Another is the excitotoxicity that produces anxiety, hypersensitivity and insomnia, and probably also brain fog. Glutathione depletion will place a partial block in the Krebs cycle, lowering the rate of production of ATP. ATP is needed to power the membrane ion pumps, and they are what maintain the electrical potential across the cell membrane of the neurons, which in turn establishes the threshold for firing nerve impulses. When the membrane potential drops, it is easier to trigger these impulses, and the result is excitotoxicity. Piling onto this is depletion of taurine and intracellular magnesium, which are also consequences of glutathione depletion and the methylation cycle block. Furthermore, the draining of folates from the cells, which is a consequence of the methylation cycle block, removes molecules that normally bind glutamate, thus raising the glutamate to GABA ratio, which also contributes to excitotoxicity.
Another is the loss of methylation from the dopamine D4 receptors, which affects the ability to focus and maintain attention. This is based on the work of Prof. Deth and his group.
Another is the loss of choline to make acetylcholine, a neurotransmitter that is important in the brain for memory. Methylation is necessary to make phosphatidylcholine from phosphatidylethanolamine, and acetylcholine is derived at least in part from phosphatidylcholine. There have been magnetic resonance spectroscopy studies that have concluded that choline is high rather than low in the brain in CFS. However, I believe that this was based on a wrong assumption, i.e. they saw an increase in the ratio of choline to creatine, and assumed that creatine was the same as in healthy normals, so choline must be higher. However, creatine also requires methylation for its synthesis, so it was actually decreased as well, and moreso than choline, so that the ratio of choline to creatine went up, but both were actually lower in absolute terms. The same thing happens in urine testing with creatinine. It is customary to ratio everything else to creatinine to compensate for different dilutions of the urine by water, the assumption being that the creatinine level depends only on the lean muscle mass, and doesn't change in CFS. However, creatinine is the breakdown product of creatine, which requires methylation for its synthesis. So this again is basing conclusions on shifting sands.
Low creatine in the brain will affect the energetics there, too, because creatine is an energy storage and tranport molecule, interacting intimately with ATP. This may account for the "mental fatigue" people report.
Oxidative stress due to glutathione depletion likely damages the blood-brain barrier, allowing toxins into the brain that would ordinarily be excluded.
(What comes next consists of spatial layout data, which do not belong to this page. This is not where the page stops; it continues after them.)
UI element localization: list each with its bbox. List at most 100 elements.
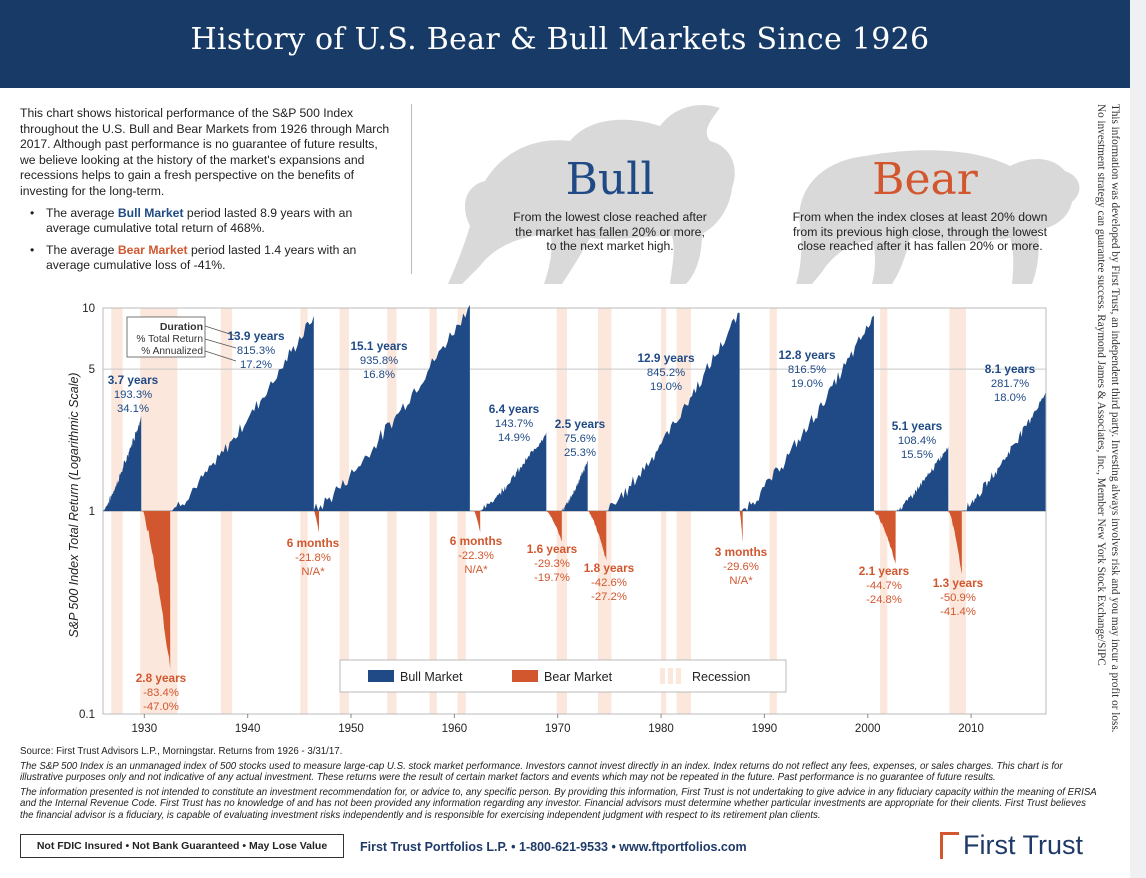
label-annualized: 17.2%	[240, 359, 272, 371]
label-annualized: 16.8%	[363, 369, 395, 381]
label-duration: 12.8 years	[778, 348, 836, 362]
legend-recession-swatch	[668, 668, 673, 684]
bull-market-keyword: Bull Market	[117, 205, 184, 220]
source-note: Source: First Trust Advisors L.P., Morni…	[20, 746, 343, 757]
logo-bracket-icon	[940, 831, 959, 859]
bull-data-label: 13.9 years 815.3% 17.2%	[227, 329, 285, 371]
bear-data-label: 2.8 years -83.4% -47.0%	[136, 671, 187, 713]
x-tick-label: 1970	[545, 723, 571, 735]
bull-definition: From the lowest close reached after the …	[513, 210, 707, 253]
footer-notes: Source: First Trust Advisors L.P., Morni…	[20, 746, 1100, 825]
label-total-return: 845.2%	[647, 367, 685, 379]
label-total-return: -50.9%	[940, 592, 976, 604]
label-duration: 15.1 years	[350, 339, 408, 353]
fdic-disclaimer-box: Not FDIC Insured • Not Bank Guaranteed •…	[20, 834, 344, 858]
x-tick-label: 1960	[442, 723, 468, 735]
label-duration: 6 months	[287, 536, 340, 550]
axes: 10 5 1 0.1 1930 1940 1950 1960 1970 1980 1990 2000 2…	[79, 303, 984, 735]
bear-market-area	[473, 511, 481, 533]
bear-data-label: 1.3 years -50.9% -41.4%	[933, 576, 984, 618]
bear-market-area	[587, 511, 607, 561]
logo-text: First Trust	[963, 829, 1083, 860]
label-total-return: 143.7%	[495, 418, 533, 430]
label-duration: 3 months	[715, 545, 768, 559]
data-labels: 3.7 years 193.3% 34.1% 13.9 years 815.3% 17.2…	[108, 329, 1036, 713]
x-tick-label: 2000	[855, 723, 881, 735]
key-leader-line	[204, 325, 237, 337]
key-annualized: % Annualized	[141, 346, 203, 357]
label-annualized: N/A*	[464, 564, 488, 576]
key-box-frame	[126, 316, 206, 358]
bull-market-area	[480, 432, 547, 511]
label-total-return: -29.3%	[534, 558, 570, 570]
index-note: The S&P 500 Index is an unmanaged index …	[20, 760, 1063, 784]
bull-data-label: 12.9 years 845.2% 19.0%	[637, 351, 695, 393]
market-series	[103, 304, 1046, 670]
label-total-return: -29.6%	[723, 561, 759, 573]
bull-market-area	[103, 416, 142, 511]
y-tick-label: 1	[89, 506, 95, 518]
x-tick-label: 2010	[958, 723, 984, 735]
label-annualized: -19.7%	[534, 572, 570, 584]
intro-bullets: The average Bull Market period lasted 8.…	[20, 206, 390, 274]
label-total-return: -22.3%	[458, 550, 494, 562]
label-annualized: -27.2%	[591, 591, 627, 603]
bullet-text: The average	[46, 205, 118, 220]
bear-heading: Bear	[872, 154, 978, 205]
bull-data-label: 12.8 years 816.5% 19.0%	[778, 348, 836, 390]
bear-market-keyword: Bear Market	[117, 242, 188, 257]
legend-recession-swatch	[660, 668, 665, 684]
bull-data-label: 8.1 years 281.7% 18.0%	[985, 362, 1036, 404]
label-duration: 5.1 years	[892, 419, 943, 433]
label-annualized: 34.1%	[117, 403, 149, 415]
header-banner: History of U.S. Bear & Bull Markets Sinc…	[0, 0, 1130, 88]
bull-market-area	[561, 461, 588, 511]
x-tick-label: 1980	[648, 723, 674, 735]
bull-bear-chart: 10 5 1 0.1 1930 1940 1950 1960 1970 1980 1990 2000 2…	[67, 303, 1047, 735]
label-annualized: -24.8%	[866, 594, 902, 606]
bull-bear-silhouettes	[448, 105, 1080, 284]
label-duration: 13.9 years	[227, 329, 285, 343]
label-total-return: -21.8%	[295, 552, 331, 564]
key-leader-line	[204, 350, 237, 362]
label-annualized: 15.5%	[901, 449, 933, 461]
label-duration: 1.6 years	[527, 542, 578, 556]
label-annualized: 19.0%	[650, 381, 682, 393]
label-total-return: -42.6%	[591, 577, 627, 589]
section-divider	[411, 104, 412, 274]
side-disclosure: This information was developed by First …	[1090, 104, 1122, 744]
x-tick-label: 1940	[235, 723, 261, 735]
y-tick-label: 5	[89, 364, 95, 376]
y-tick-label: 10	[82, 303, 95, 315]
bull-data-label: 6.4 years 143.7% 14.9%	[489, 402, 540, 444]
label-annualized: 14.9%	[498, 432, 530, 444]
bear-market-area	[313, 511, 319, 533]
bear-silhouette-icon	[796, 150, 1080, 284]
y-tick-label: 0.1	[79, 709, 95, 721]
bull-silhouette-icon	[448, 105, 735, 284]
label-total-return: 815.3%	[237, 345, 275, 357]
bear-data-label: 1.6 years -29.3% -19.7%	[527, 542, 578, 584]
label-total-return: -44.7%	[866, 580, 902, 592]
label-annualized: N/A*	[729, 575, 753, 587]
key-leader-line	[204, 338, 237, 349]
bear-average-bullet: The average Bear Market period lasted 1.…	[30, 243, 390, 274]
bull-heading: Bull	[565, 154, 655, 205]
label-total-return: 75.6%	[564, 433, 596, 445]
label-duration: 1.3 years	[933, 576, 984, 590]
label-annualized: 25.3%	[564, 447, 596, 459]
label-total-return: 193.3%	[114, 389, 152, 401]
bear-data-label: 6 months -21.8% N/A*	[287, 536, 340, 578]
bear-data-label: 3 months -29.6% N/A*	[715, 545, 768, 587]
bear-definition: From when the index closes at least 20% …	[792, 210, 1048, 253]
label-annualized: 18.0%	[994, 392, 1026, 404]
first-trust-logo: First Trust	[940, 827, 1083, 863]
label-duration: 12.9 years	[637, 351, 695, 365]
bull-data-label: 2.5 years 75.6% 25.3%	[555, 417, 606, 459]
label-duration: 1.8 years	[584, 561, 635, 575]
bullet-text: The average	[46, 242, 118, 257]
bull-market-area	[170, 315, 314, 511]
legend-bear-swatch	[512, 670, 538, 682]
bull-data-label: 5.1 years 108.4% 15.5%	[892, 419, 943, 461]
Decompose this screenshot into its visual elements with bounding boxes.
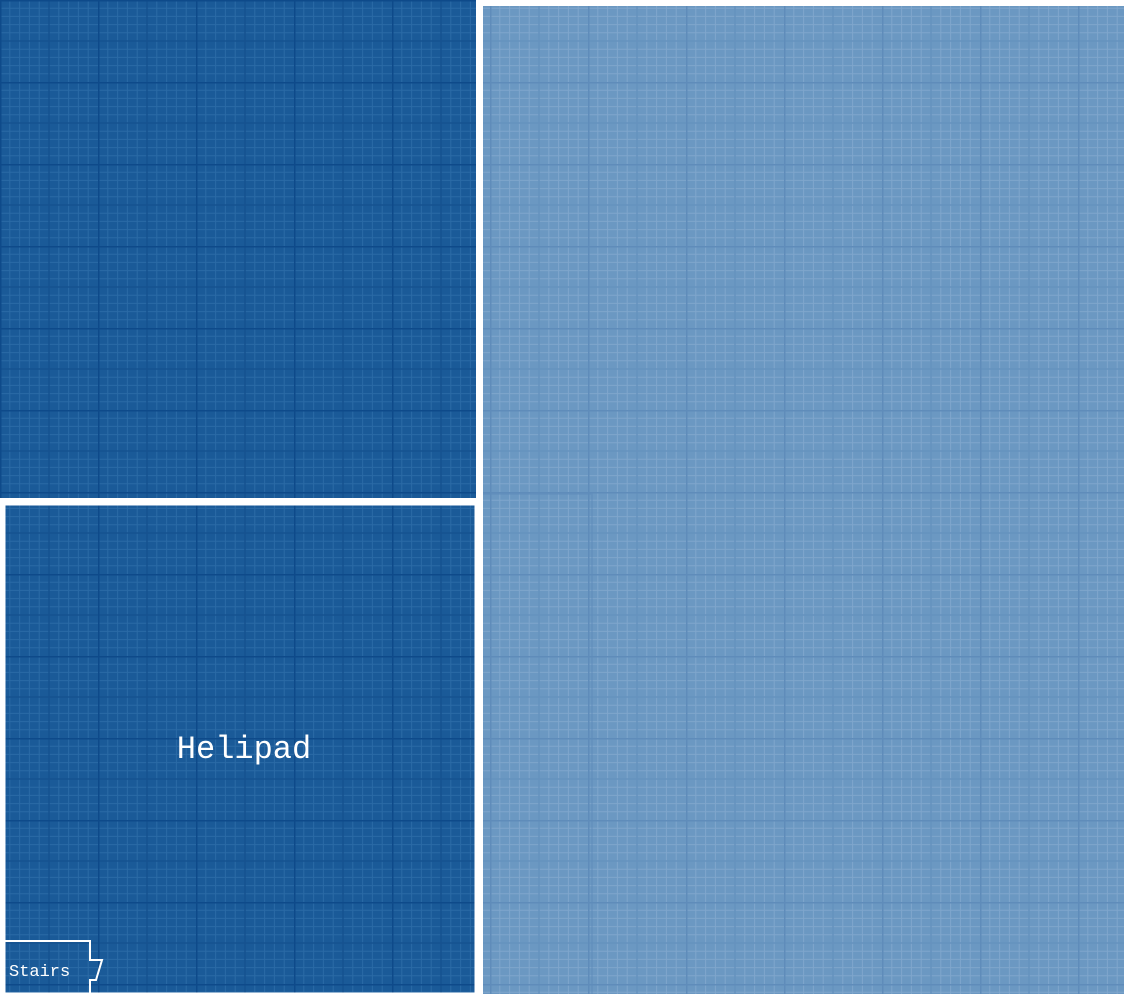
room-upper-left[interactable] bbox=[0, 0, 476, 498]
room-helipad[interactable]: Helipad bbox=[2, 502, 478, 996]
room-right-area[interactable] bbox=[483, 6, 1124, 994]
room-stairs[interactable]: Stairs bbox=[4, 940, 104, 994]
stairs-label: Stairs bbox=[9, 963, 70, 982]
helipad-label: Helipad bbox=[177, 731, 311, 768]
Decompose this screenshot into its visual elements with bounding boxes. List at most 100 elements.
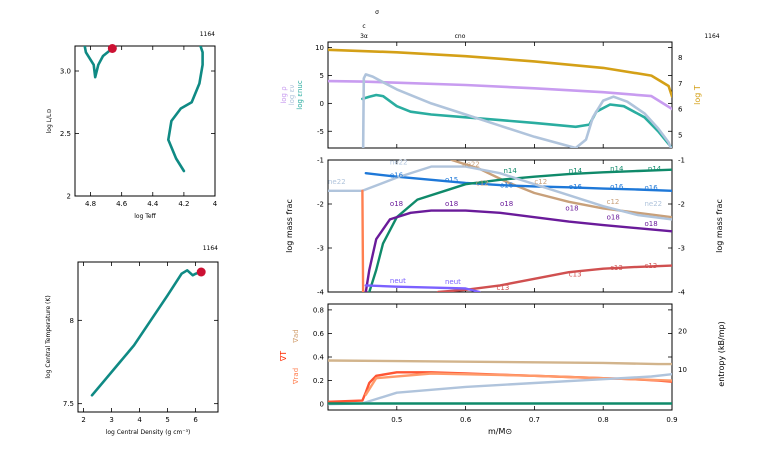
top-y2tick-label: 7	[678, 80, 682, 88]
center-ytick-label: 8	[70, 317, 74, 325]
mid-species-label: o18	[607, 213, 620, 221]
mid-ytick-label: -2	[317, 201, 324, 209]
mid-species-label: ne22	[462, 161, 480, 169]
hr-track	[83, 46, 204, 173]
hr-ytick-label: 2.5	[60, 130, 71, 138]
hr-frame	[74, 45, 216, 197]
top-burn-label: σ	[375, 9, 379, 16]
mid-species-label: o16	[610, 183, 624, 191]
top-series-line	[328, 79, 672, 111]
bottom-ytick-label: 0.2	[313, 377, 324, 385]
top-ylabel-left: log εν	[288, 85, 296, 106]
center-current-marker	[196, 267, 206, 277]
center-xtick-label: 4	[137, 416, 142, 424]
bottom-xtick-label: 0.5	[391, 416, 402, 424]
mid-abundance-line	[436, 264, 672, 292]
top-burn-label: 3α	[360, 33, 368, 40]
top-burn-label: c	[362, 23, 365, 30]
center-xlabel: log Central Density (g cm⁻³)	[106, 429, 191, 436]
hr-ylabel: log L/L⊙	[46, 109, 53, 134]
mid-species-label: c12	[534, 178, 547, 186]
hr-xtick-label: 4.8	[85, 200, 96, 208]
bottom-xtick-label: 0.9	[666, 416, 677, 424]
center-xtick-label: 6	[193, 416, 198, 424]
bottom-y2tick-label: 20	[678, 327, 687, 335]
hr-xlabel: log Teff	[134, 213, 156, 220]
bottom-y2tick-label: 10	[678, 366, 687, 374]
mid-species-label: n14	[569, 167, 583, 175]
mid-species-label: ne22	[390, 158, 408, 166]
mid-species-label: o18	[644, 220, 657, 228]
mid-species-label: o18	[445, 200, 458, 208]
mid-species-label: o18	[390, 200, 403, 208]
hr-ytick-label: 3.0	[60, 68, 71, 76]
hr-xtick-label: 4.2	[178, 200, 189, 208]
mid-species-label: o18	[565, 205, 578, 213]
mid-ytick-right-label: -3	[678, 245, 685, 253]
mid-species-label: c13	[644, 262, 657, 270]
top-burn-label: cno	[455, 33, 466, 40]
top-ylabel-left: log εnuc	[296, 80, 304, 110]
mid-frame	[327, 159, 673, 293]
bottom-xtick-label: 0.8	[598, 416, 609, 424]
mid-ytick-right-label: -4	[678, 289, 686, 297]
mid-species-label: c12	[607, 198, 620, 206]
bottom-ytick-label: 0.8	[313, 306, 324, 314]
center-frame	[77, 261, 219, 413]
top-y2tick-label: 6	[678, 106, 683, 114]
top-y2tick-label: 5	[678, 132, 682, 140]
mid-species-label: o16	[569, 183, 583, 191]
bottom-frame	[327, 303, 673, 411]
mid-ytick-label: -4	[317, 289, 325, 297]
top-ylabel-right: log T	[693, 85, 702, 105]
top-ytick-label: 5	[320, 72, 324, 80]
mid-ylabel-right: log mass frac	[715, 199, 724, 253]
center-xtick-label: 3	[109, 416, 113, 424]
top-ylabel-left: log ρ	[280, 86, 288, 104]
hr-xtick-label: 4	[213, 200, 218, 208]
mid-ylabel-left: log mass frac	[285, 199, 294, 253]
mid-species-label: neut	[445, 278, 461, 286]
mid-species-label: n14	[648, 165, 662, 173]
top-ytick-label: 10	[315, 44, 324, 52]
center-xtick-label: 2	[81, 416, 85, 424]
bottom-xtick-label: 0.6	[460, 416, 472, 424]
mid-species-label: o16	[644, 184, 658, 192]
center-ylabel: log Central Temperature (K)	[45, 295, 52, 378]
mid-species-label: n14	[610, 165, 624, 173]
bottom-ylabel-grad-ad: ∇ad	[292, 329, 300, 343]
mid-species-label: ne22	[644, 200, 662, 208]
bottom-ylabel-grad-t: ∇T	[279, 351, 288, 362]
mid-species-label: ne22	[328, 178, 346, 186]
hr-corner-label: 1164	[200, 31, 215, 38]
top-corner-label: 1164	[704, 33, 719, 40]
hr-xtick-label: 4.4	[147, 200, 159, 208]
bottom-ylabel-right: entropy (kB/mp)	[717, 321, 726, 386]
center-ytick-label: 7.5	[63, 400, 74, 408]
hr-ytick-label: 2	[67, 193, 71, 201]
mid-species-label: c13	[497, 284, 510, 292]
mid-abundance-line	[361, 189, 365, 292]
center-corner-label: 1164	[203, 245, 218, 252]
mid-abundance-line	[368, 168, 672, 292]
mid-species-label: neut	[390, 277, 406, 285]
top-series-line	[328, 48, 672, 98]
mid-ytick-right-label: -1	[678, 157, 685, 165]
bottom-ylabel-grad-rad: ∇rad	[292, 368, 300, 385]
bottom-xlabel: m/M⊙	[488, 427, 512, 436]
bottom-ytick-label: 0.6	[313, 330, 325, 338]
bottom-series-line	[328, 359, 672, 366]
mid-abundance-line	[364, 209, 672, 292]
hr-current-marker	[107, 44, 117, 53]
bottom-series-line	[328, 373, 672, 406]
bottom-ytick-label: 0	[320, 401, 324, 409]
top-ytick-label: -5	[317, 128, 324, 136]
bottom-series-line	[364, 372, 672, 396]
top-ytick-label: 0	[320, 100, 324, 108]
top-series-line	[361, 93, 672, 148]
bottom-xtick-label: 0.7	[529, 416, 540, 424]
mid-abundance-line	[364, 171, 672, 193]
hr-xtick-label: 4.6	[116, 200, 128, 208]
center-xtick-label: 5	[165, 416, 169, 424]
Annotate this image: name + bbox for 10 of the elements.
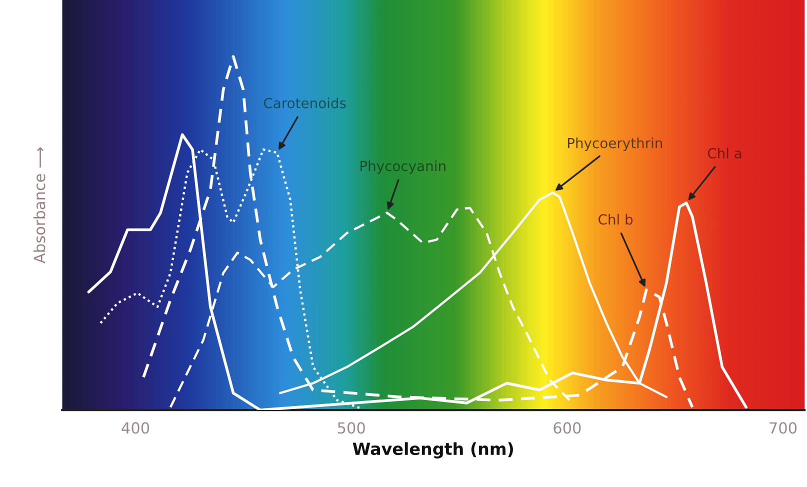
x-tick-label: 400: [122, 422, 150, 434]
annotation: Carotenoids: [264, 98, 346, 108]
x-tick-label: 500: [338, 422, 365, 434]
annotation: Chl b: [598, 214, 633, 225]
x-tick-label: 600: [554, 422, 581, 434]
annotation: Chl a: [708, 148, 742, 159]
annotation: Phycoerythrin: [568, 138, 662, 151]
y-axis-title: Absorbance ⟶: [33, 147, 46, 264]
x-tick-label: 700: [770, 422, 797, 434]
x-axis-title: Wavelength (nm): [352, 442, 513, 458]
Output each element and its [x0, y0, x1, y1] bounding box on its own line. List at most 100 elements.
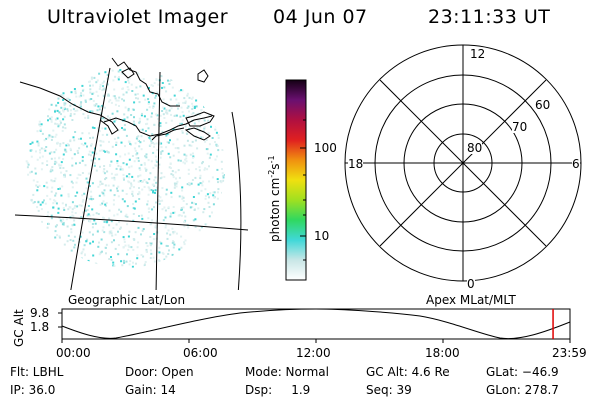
emission-pixel: [150, 139, 153, 142]
emission-pixel: [70, 228, 73, 231]
emission-pixel: [53, 163, 56, 165]
emission-pixel: [149, 235, 152, 238]
emission-pixel: [86, 238, 89, 241]
emission-pixel: [101, 89, 104, 92]
emission-pixel: [56, 234, 59, 237]
emission-pixel: [144, 261, 147, 263]
emission-pixel: [208, 196, 210, 199]
emission-pixel: [86, 145, 88, 148]
emission-pixel: [203, 126, 206, 129]
emission-pixel: [94, 262, 97, 265]
emission-pixel: [92, 240, 94, 243]
emission-pixel: [183, 220, 186, 223]
emission-pixel: [91, 226, 94, 229]
emission-pixel: [96, 79, 99, 82]
emission-pixel: [209, 156, 211, 159]
emission-pixel: [205, 138, 208, 141]
emission-pixel: [49, 198, 52, 201]
emission-pixel: [73, 139, 76, 142]
emission-pixel: [71, 182, 74, 185]
emission-pixel: [65, 144, 68, 147]
emission-pixel: [173, 186, 176, 189]
emission-pixel: [130, 185, 133, 188]
emission-pixel: [80, 252, 83, 255]
altitude-curve: [61, 308, 571, 340]
emission-pixel: [165, 90, 168, 93]
emission-pixel: [155, 113, 158, 116]
emission-pixel: [216, 197, 219, 200]
emission-pixel: [129, 260, 132, 263]
emission-pixel: [207, 148, 209, 151]
emission-pixel: [119, 155, 122, 158]
emission-pixel: [145, 248, 148, 251]
emission-pixel: [139, 168, 142, 171]
emission-pixel: [88, 80, 90, 83]
emission-pixel: [67, 234, 70, 237]
emission-pixel: [124, 106, 127, 109]
emission-pixel: [169, 80, 171, 83]
emission-pixel: [125, 260, 128, 263]
emission-pixel: [134, 142, 137, 145]
emission-pixel: [128, 81, 130, 84]
emission-pixel: [78, 95, 81, 98]
emission-pixel: [36, 158, 39, 161]
emission-pixel: [216, 178, 219, 181]
emission-pixel: [125, 91, 128, 94]
emission-pixel: [71, 186, 74, 189]
emission-pixel: [122, 246, 125, 249]
emission-pixel: [86, 181, 89, 184]
emission-pixel: [150, 84, 153, 87]
emission-pixel: [171, 253, 174, 256]
emission-pixel: [117, 164, 120, 167]
emission-pixel: [91, 223, 94, 225]
emission-pixel: [150, 90, 153, 93]
emission-pixel: [153, 145, 155, 148]
emission-pixel: [190, 97, 193, 100]
emission-pixel: [26, 166, 29, 169]
emission-pixel: [164, 224, 167, 227]
emission-pixel: [182, 196, 185, 199]
emission-pixel: [176, 180, 179, 183]
emission-pixel: [155, 201, 157, 204]
emission-pixel: [84, 116, 87, 119]
emission-pixel: [54, 118, 57, 121]
emission-pixel: [197, 183, 200, 186]
emission-pixel: [152, 191, 154, 194]
emission-pixel: [67, 97, 70, 100]
emission-pixel: [183, 153, 186, 156]
emission-pixel: [131, 155, 134, 157]
emission-pixel: [59, 120, 62, 123]
emission-pixel: [127, 235, 130, 238]
emission-pixel: [79, 235, 82, 238]
emission-pixel: [160, 146, 163, 149]
emission-pixel: [113, 137, 116, 140]
emission-pixel: [172, 154, 175, 157]
emission-pixel: [122, 93, 125, 96]
emission-pixel: [177, 147, 180, 150]
emission-pixel: [51, 169, 54, 172]
emission-pixel: [192, 155, 195, 158]
emission-pixel: [127, 152, 130, 155]
emission-pixel: [121, 127, 123, 129]
emission-pixel: [56, 109, 59, 112]
emission-pixel: [131, 190, 134, 193]
emission-pixel: [57, 211, 60, 214]
emission-pixel: [182, 101, 185, 104]
emission-pixel: [137, 157, 140, 160]
emission-pixel: [214, 158, 217, 161]
emission-pixel: [147, 102, 150, 105]
emission-pixel: [72, 136, 75, 139]
emission-pixel: [184, 158, 187, 161]
emission-pixel: [29, 171, 32, 174]
emission-pixel: [104, 150, 107, 153]
emission-pixel: [110, 241, 113, 244]
emission-pixel: [146, 244, 149, 247]
emission-pixel: [90, 198, 93, 200]
emission-pixel: [102, 170, 105, 173]
emission-pixel: [105, 221, 108, 224]
emission-pixel: [149, 172, 152, 175]
emission-pixel: [141, 128, 144, 131]
emission-pixel: [166, 237, 169, 240]
emission-pixel: [148, 211, 151, 213]
emission-pixel: [107, 94, 110, 97]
I suspect that there are quite a few more. The brain and the gut in CFS have the most things wrong with them, it seems, of all the organs. Unfortunately a lot of problems converge on these two organs, and they all start at the methylation cycle block, which is coupled to glutathione depletion and draining of folates from the cells. I think that everything in CFS at its root can be tied to that combination by very specific and detailed biochemical mechanisms. XMRV may turn out to be a significant factor, but I suspect that the response of the immune system to it is going to be influenced by glutathione depletion, the methylation cycle block, and the draining of the folate metabolites, because all of these impact the immune system.